Here's Newsday's summary of the the two candidates' stances:

- Give priority to projects such as Second Avenue subway and LIRR link to Grand Central Terminal, which he calls essential to providing transit capacity to handle job growth in Manhattan and commuting growth from Long Island.
- Reform transportation agencies.
- Complete major regional projects around the state, including construction of Interstate 86, aimed at expanding economic activity from the Pennsylvania border to the New York State Thruway in Orange County.

- Would use revenue from state sales tax on gasoline and diesel for "pay as you go" financing for roads, bridges and transit plans statewide.
- Complete Second Avenue subway project, LIRR-Grand Central link.
- Has called for negotiations with MTA's unions to focus in part on better productivity.

Notice there's nothing about the Moynihan Station project. Gotham Gazette had an excellent look at Spitzer's stances on various transportation projects back in August.
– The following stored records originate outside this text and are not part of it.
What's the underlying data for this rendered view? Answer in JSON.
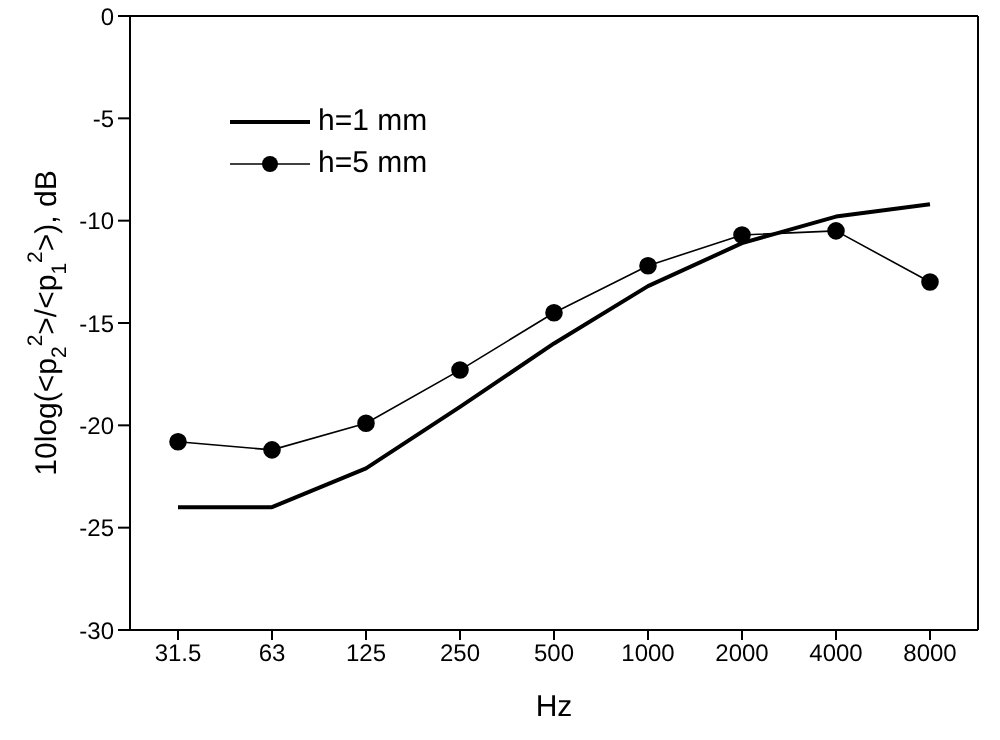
{
  "chart_data": {
    "type": "line",
    "xlabel": "Hz",
    "ylabel": "10log(<p$_{2}$$^{2}$>/<p$_{1}$$^{2}$>), dB",
    "categories": [
      "31.5",
      "63",
      "125",
      "250",
      "500",
      "1000",
      "2000",
      "4000",
      "8000"
    ],
    "series": [
      {
        "name": "h=1 mm",
        "color": "#000000",
        "marker": "none",
        "values": [
          -24.0,
          -24.0,
          -22.1,
          -19.1,
          -16.0,
          -13.2,
          -11.1,
          -9.8,
          -9.2
        ]
      },
      {
        "name": "h=5 mm",
        "color": "#000000",
        "marker": "circle",
        "values": [
          -20.8,
          -21.2,
          -19.9,
          -17.3,
          -14.5,
          -12.2,
          -10.7,
          -10.5,
          -13.0
        ]
      }
    ],
    "ylim": [
      -30,
      0
    ],
    "yticks": [
      -30,
      -25,
      -20,
      -15,
      -10,
      -5,
      0
    ],
    "grid": false,
    "legend": "top left"
  }
}
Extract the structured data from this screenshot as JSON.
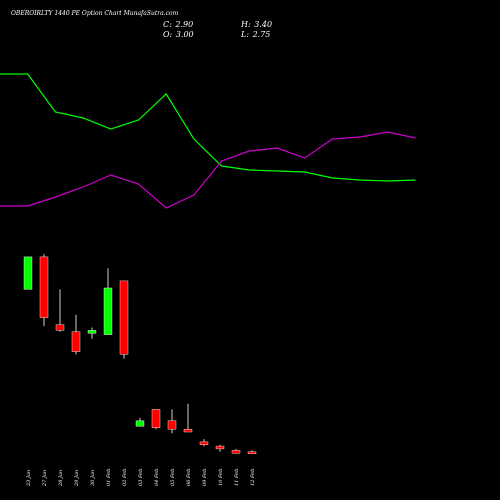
{
  "header": {
    "title": "OBEROIRLTY 1440  PE Option  Chart MunafaSutra.com",
    "close_label": "C:",
    "close_value": "2.90",
    "open_label": "O:",
    "open_value": "3.00",
    "high_label": "H:",
    "high_value": "3.40",
    "low_label": "L:",
    "low_value": "2.75"
  },
  "colors": {
    "background": "#000000",
    "up": "#00ff00",
    "down": "#ff0000",
    "ma_line": "#00ff00",
    "alt_line": "#cc00cc",
    "wick": "#ffffff",
    "text": "#ffffff"
  },
  "chart_data": [
    {
      "type": "candlestick",
      "categories": [
        "23 Jan",
        "27 Jan",
        "28 Jan",
        "29 Jan",
        "30 Jan",
        "01 Feb",
        "02 Feb",
        "03 Feb",
        "04 Feb",
        "05 Feb",
        "06 Feb",
        "09 Feb",
        "10 Feb",
        "11 Feb",
        "12 Feb"
      ],
      "ohlc": [
        {
          "o": 68.5,
          "h": 70.8,
          "l": 68.5,
          "c": 70.8
        },
        {
          "o": 70.8,
          "h": 71.0,
          "l": 65.9,
          "c": 66.5
        },
        {
          "o": 66.0,
          "h": 68.5,
          "l": 65.5,
          "c": 65.6
        },
        {
          "o": 65.5,
          "h": 66.7,
          "l": 63.9,
          "c": 64.1
        },
        {
          "o": 65.4,
          "h": 65.8,
          "l": 65.0,
          "c": 65.6
        },
        {
          "o": 65.3,
          "h": 70.0,
          "l": 65.3,
          "c": 68.6
        },
        {
          "o": 69.1,
          "h": 69.1,
          "l": 63.6,
          "c": 63.9
        },
        {
          "o": 58.8,
          "h": 59.4,
          "l": 58.8,
          "c": 59.2
        },
        {
          "o": 60.0,
          "h": 60.0,
          "l": 58.6,
          "c": 58.7
        },
        {
          "o": 59.2,
          "h": 60.0,
          "l": 58.3,
          "c": 58.6
        },
        {
          "o": 58.6,
          "h": 60.4,
          "l": 58.4,
          "c": 58.4
        },
        {
          "o": 57.7,
          "h": 57.9,
          "l": 57.4,
          "c": 57.5
        },
        {
          "o": 57.4,
          "h": 57.5,
          "l": 57.0,
          "c": 57.2
        },
        {
          "o": 57.1,
          "h": 57.2,
          "l": 56.9,
          "c": 56.9
        },
        {
          "o": 57.0,
          "h": 57.1,
          "l": 56.9,
          "c": 56.9
        }
      ],
      "ylim": [
        55.0,
        72.0
      ]
    },
    {
      "type": "line",
      "x": [
        "",
        "23 Jan",
        "27 Jan",
        "28 Jan",
        "29 Jan",
        "30 Jan",
        "01 Feb",
        "02 Feb",
        "03 Feb",
        "04 Feb",
        "05 Feb",
        "06 Feb",
        "09 Feb",
        "10 Feb",
        "11 Feb",
        "12 Feb"
      ],
      "series": [
        {
          "values": [
            93.0,
            93.0,
            74.0,
            71.0,
            65.5,
            70.0,
            83.0,
            60.5,
            47.0,
            45.0,
            44.5,
            44.0,
            41.0,
            40.0,
            39.5,
            40.0
          ]
        },
        {
          "values": [
            27.0,
            27.0,
            31.5,
            36.5,
            42.5,
            38.0,
            26.0,
            32.5,
            49.5,
            54.5,
            56.0,
            51.0,
            60.5,
            61.5,
            64.0,
            61.0
          ]
        }
      ],
      "ylim": [
        0,
        100
      ]
    }
  ]
}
Bruce Schaller wrote: "If Spitzer can follow through as governor on truly setting priorities for getting [the Second Avenue Subway, the LIRR link to Grand Central, and replacement of the Tappan Zee Bridge] in the ground, he will leave a legacy." Now, we just want to know how Spitzer plans to deal with the MTA's deficits.

At any rate, it's been said the MTA can wait for a fare hike until 2008 - should be interesting to see what happened when Spitzer and MTA Chairman Kalikow clash.